URLs often contain sensitive data — reset tokens, internal IDs, search terms, account references. Without a referrer policy, that information can leak to external sites and analytics providers. Setting a sensible policy protects customer privacy and reduces compliance risk, while still allowing your own analytics to work.

How it works (technical)

The header sets the browser's referrer behaviour, e.g. Referrer-Policy: strict-origin-when-cross-origin. Common values:

  • no-referrer — send nothing.
  • same-origin — send full URL only to your own site.
  • strict-origin-when-cross-origin — send the full URL to same-origin, only the origin cross-origin, and nothing when downgrading HTTPS→HTTP. This is the modern browser default and a good choice.

Real-world example

A support portal put ticket IDs in the URL. Clicking an external help link sent the full URL — including the private ticket reference — to the third-party site as a referrer. Setting Referrer-Policy: strict-origin-when-cross-origin limited cross-site referrers to just the origin, stopping the leak.

Why it matters

Referrer leakage is a quiet privacy and security issue that scanners and privacy audits flag.
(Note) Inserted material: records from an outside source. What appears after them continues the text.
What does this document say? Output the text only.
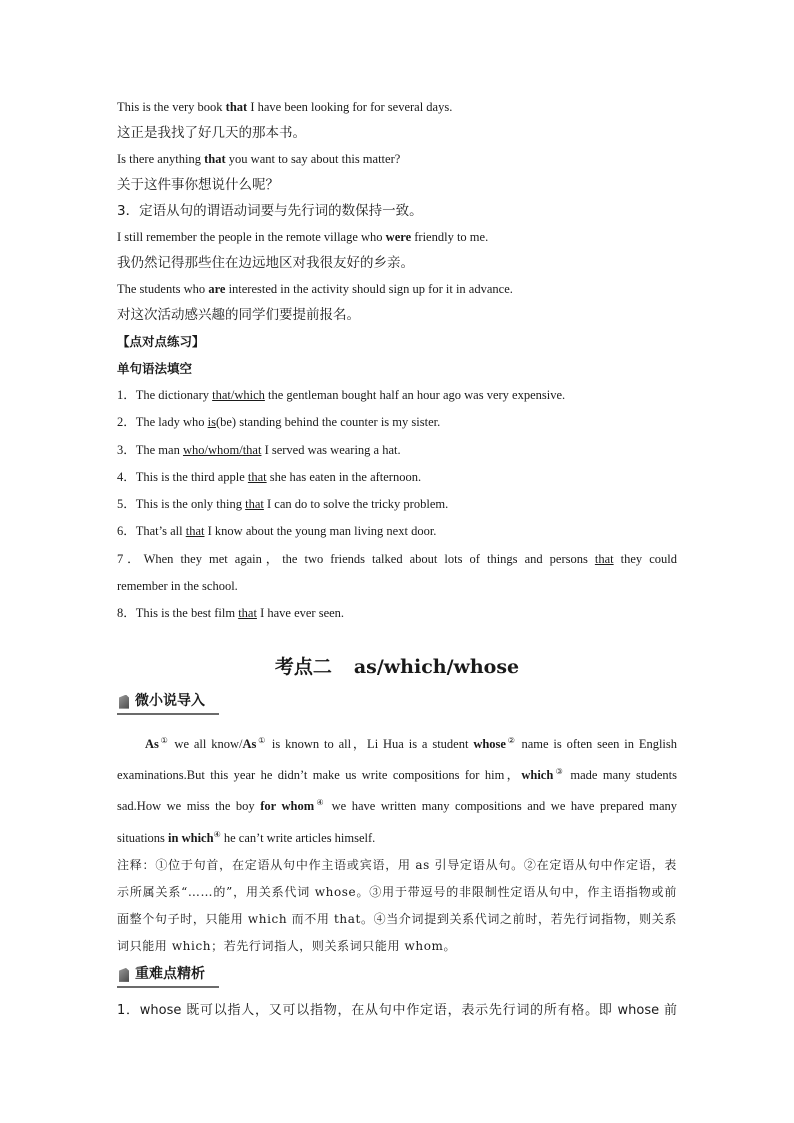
This is the very book that I have been looking for for several days.
这正是我找了好几天的那本书。
Is there anything that you want to say about this matter?
关于这件事你想说什么呢？
3．定语从句的谓语动词要与先行词的数保持一致。
I still remember the people in the remote village who were friendly to me.
我仍然记得那些住在边远地区对我很友好的乡亲。
The students who are interested in the activity should sign up for it in advance.
对这次活动感兴趣的同学们要提前报名。
【点对点练习】
单句语法填空
1．The dictionary that/which the gentleman bought half an hour ago was very expensive.
2．The lady who is(be) standing behind the counter is my sister.
3．The man who/whom/that I served was wearing a hat.
4．This is the third apple that she has eaten in the afternoon.
5．This is the only thing that I can do to solve the tricky problem.
6．That’s all that I know about the young man living next door.
7．When they met again，the two friends talked about lots of things and persons that they could
remember in the school.
8．This is the best film that I have ever seen.
考点二 as/which/whose
微小说导入
As① we all know/As① is known to all，Li Hua is a student whose② name is often seen in English examinations.But this year he didn’t make us write compositions for him，which③ made many students sad.How we miss the boy for whom④ we have written many compositions and we have prepared many situations in which④ he can’t write articles himself.
注释：①位于句首，在定语从句中作主语或宾语，用 as 引导定语从句。②在定语从句中作定语，表示所属关系“……的”，用关系代词 whose。③用于带逗号的非限制性定语从句中，作主语指物或前面整个句子时，只能用 which 而不用 that。④当介词提到关系代词之前时，若先行词指物，则关系词只能用 which；若先行词指人，则关系词只能用 whom。
重难点精析
1．whose 既可以指人，又可以指物，在从句中作定语，表示先行词的所有格。即 whose 前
A single header closes it while preserving legitimate analytics.

How to fix it

  1. Set Referrer-Policy: strict-origin-when-cross-origin globally as a safe default.

  2. Use a stricter value like no-referrer for highly sensitive applications.

  3. Avoid putting secrets (tokens, IDs) in URLs in the first place.

  4. Re-scan and verify the header is applied site-wide.

Best practices

  • Default to strict-origin-when-cross-origin unless you need stricter privacy.

  • Keep sensitive data out of URLs regardless of referrer policy.

Common mistakes

  • Using the permissive unsafe-url, which leaks full URLs everywhere.

  • Relying on referrer policy instead of keeping secrets out of URLs.

Frequently asked questions

Will this break my analytics?

strict-origin-when-cross-origin still sends the origin cross-site and full URLs same-site, so first-party analytics keep working.